I grew up with a fabulous, understated mother who knows the value of coherence and logic in fashion. What you wear is supposed to both look good and make sense (not necessarily “sense” in a completely practical way, my sisters and I all got monogrammed tissue box covers for Christmas, but visually at least). So in an impulse of defiance that is still too early to deem immature or justified, I’ve begun to find myself attracted to outfits that simply don’t make sense. 

That’s also how I began listening to Kate Bush, whose music makes one’s own life seem a little more disorderly, or excitingly obscure.

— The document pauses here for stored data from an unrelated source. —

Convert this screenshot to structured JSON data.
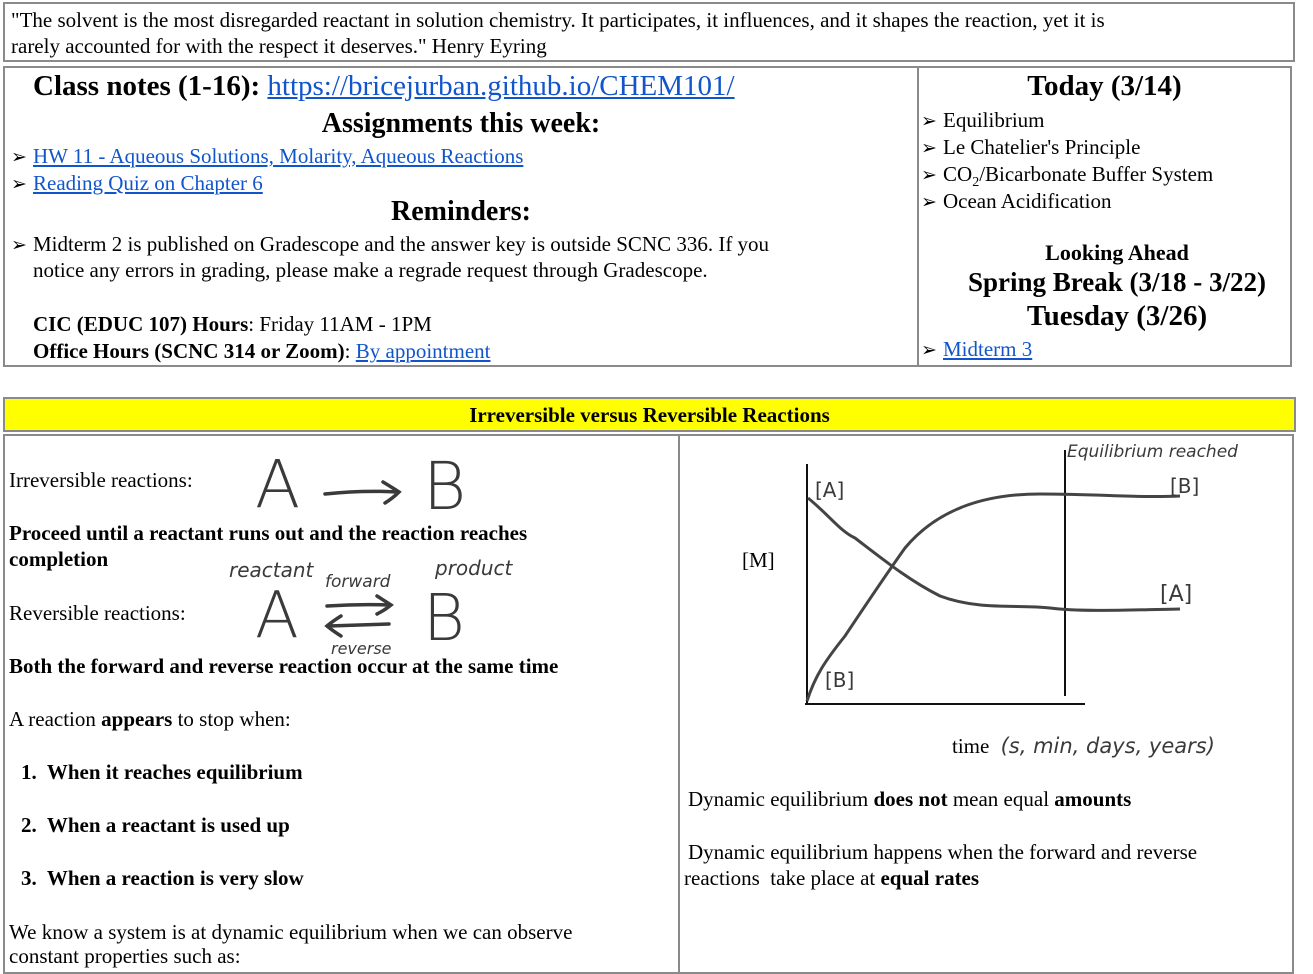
{
  "quote": {
    "line1": "\"The solvent is the most disregarded reactant in solution chemistry. It participates, it influences, and it shapes the reaction, yet it is",
    "line2": "rarely accounted for with the respect it deserves.\" Henry Eyring"
  },
  "class_notes": {
    "label": "Class notes (1-16):",
    "url_text": "https://bricejurban.github.io/CHEM101/"
  },
  "assignments": {
    "heading": "Assignments this week:",
    "items": [
      "HW 11 - Aqueous Solutions, Molarity, Aqueous Reactions",
      "Reading Quiz on Chapter 6"
    ]
  },
  "reminders": {
    "heading": "Reminders:",
    "item_line1": "Midterm 2 is published on Gradescope and the answer key is outside SCNC 336. If you",
    "item_line2": "notice any errors in grading, please make a regrade request through Gradescope.",
    "cic_label": "CIC (EDUC 107) Hours",
    "cic_value": ": Friday 11AM - 1PM",
    "office_label": "Office Hours (SCNC 314 or Zoom)",
    "office_sep": ": ",
    "office_link": "By appointment"
  },
  "today": {
    "heading": "Today (3/14)",
    "items": [
      "Equilibrium",
      "Le Chatelier's Principle",
      "CO",
      "/Bicarbonate Buffer System",
      "Ocean Acidification"
    ],
    "co2_sub": "2"
  },
  "looking_ahead": {
    "heading": "Looking Ahead",
    "spring_break": "Spring Break (3/18 - 3/22)",
    "tuesday": "Tuesday (3/26)",
    "items": [
      "Midterm 3"
    ]
  },
  "bullet_glyph": "➢",
  "banner": {
    "title": "Irreversible versus Reversible Reactions",
    "color": "#ffff00"
  },
  "left": {
    "irreversible_label": "Irreversible reactions:",
    "proceed_line1": "Proceed until a reactant runs out and the reaction reaches",
    "proceed_line2": "completion",
    "reversible_label": "Reversible reactions:",
    "both_text": "Both the forward and reverse reaction occur at the same time",
    "appears_pre": "A reaction ",
    "appears_bold": "appears",
    "appears_post": " to stop when:",
    "stop_list": [
      {
        "num": "1.",
        "text": "When it reaches equilibrium"
      },
      {
        "num": "2.",
        "text": "When a reactant is used up"
      },
      {
        "num": "3.",
        "text": "When a reaction is very slow"
      }
    ],
    "know_line1": "We know a system is at dynamic equilibrium when we can observe",
    "know_line2": "constant properties such as:",
    "handwriting": {
      "A": "A",
      "B": "B",
      "reactant": "reactant",
      "forward": "forward",
      "product": "product",
      "reverse": "reverse"
    }
  },
  "graph": {
    "y_label": "[M]",
    "x_label": "time",
    "x_units": "(s, min, days, years)",
    "equilibrium_label": "Equilibrium reached",
    "a_label_start": "[A]",
    "b_label_start": "[B]",
    "a_label_end": "[A]",
    "b_label_end": "[B]"
  },
  "right": {
    "dyn1_pre": "Dynamic equilibrium ",
    "dyn1_bold1": "does not",
    "dyn1_mid": " mean equal ",
    "dyn1_bold2": "amounts",
    "dyn2_line1": "Dynamic equilibrium happens when the forward and reverse",
    "dyn2_line2_pre": "reactions  take place at ",
    "dyn2_line2_bold": "equal rates"
  }
}
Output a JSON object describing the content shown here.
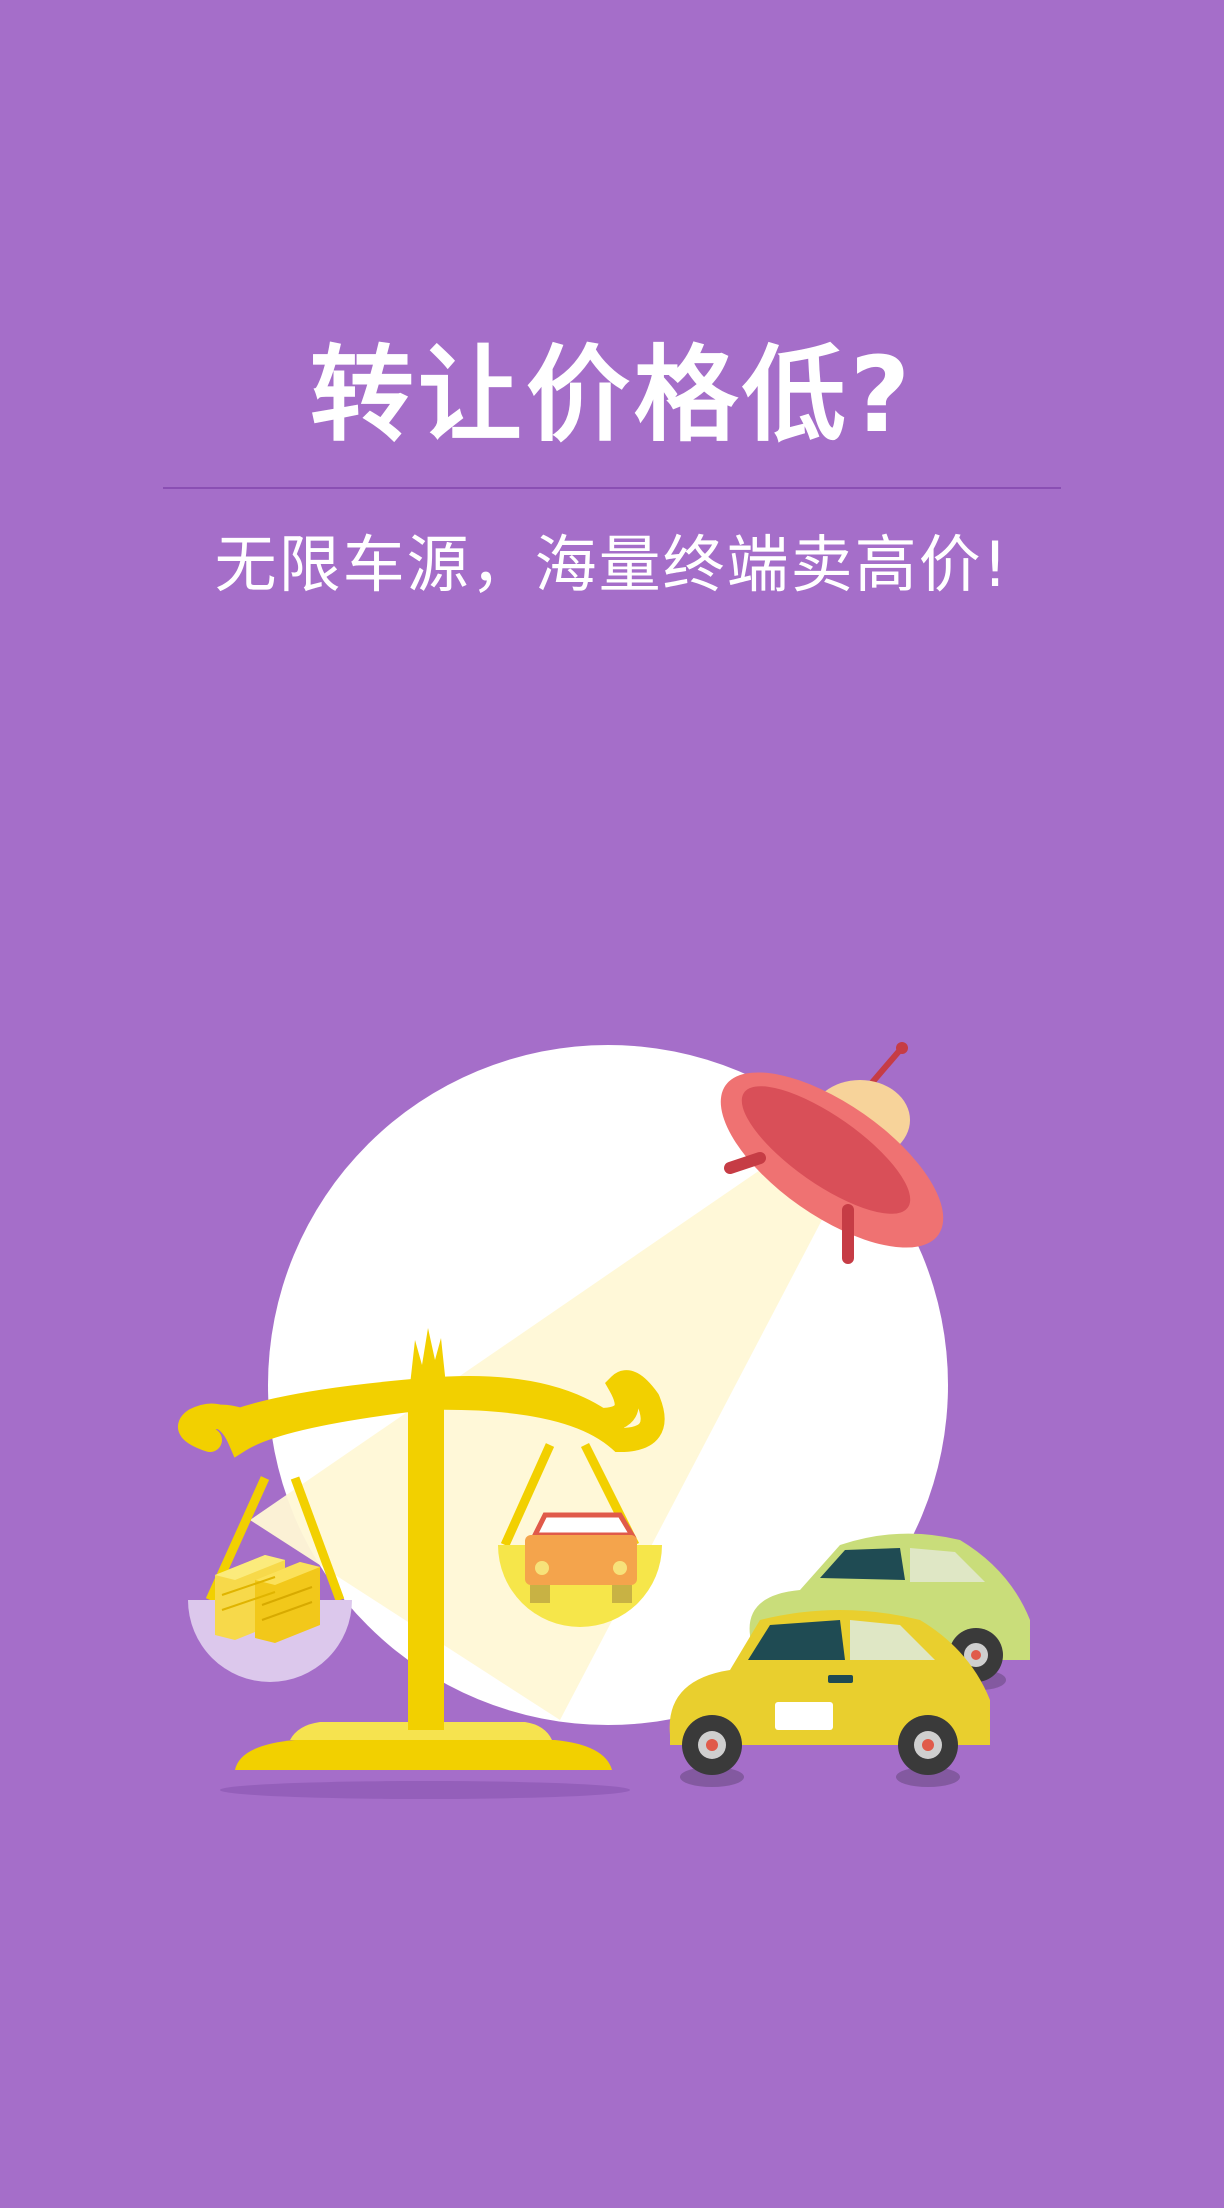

She’s at once totally bizarre and totally serious, however if you’re not in the right transcendental mindset, it becomes easy to think of her as silly. Listen to Kate Bush on an ordinary day in the library and the fabric of your existence sort of restitiches itself. 

Most of Kate’s looks are altogether impractical, and unfortunately for us, unattainable. It would be hard to pull of her black veil, upright bass combo in the video for “Babooshka,” or the tasseled, full body quilted equestrian get up that she wears leaping through a delipidated barn/heavenscape from “Suspended in Gaffa” - but she does have moments in which she steps back onto earth and shows us the sartorial way from our own level. 

I remain firmly rooted in my mother’s good-looking good sense. Yet Kate showed me that there is value in wearing something a little offbeat, like a pair of tie-dyed Levi’s a lá Lulu Graham or green Dickie’s coveralls to a summer solstice party (that was me, and that was maybe verging on the ridiculous -  I’m still practicing). My favorite is her outfit in “Them Heavy People”: a fitted black tank, fantastic purple silk wrap skirt, all bizarrely paired with a straw fedora. It’s so close to being standard chic, but she reminds us that maybe that’s no fun anyway. There’s some style magic in the strange.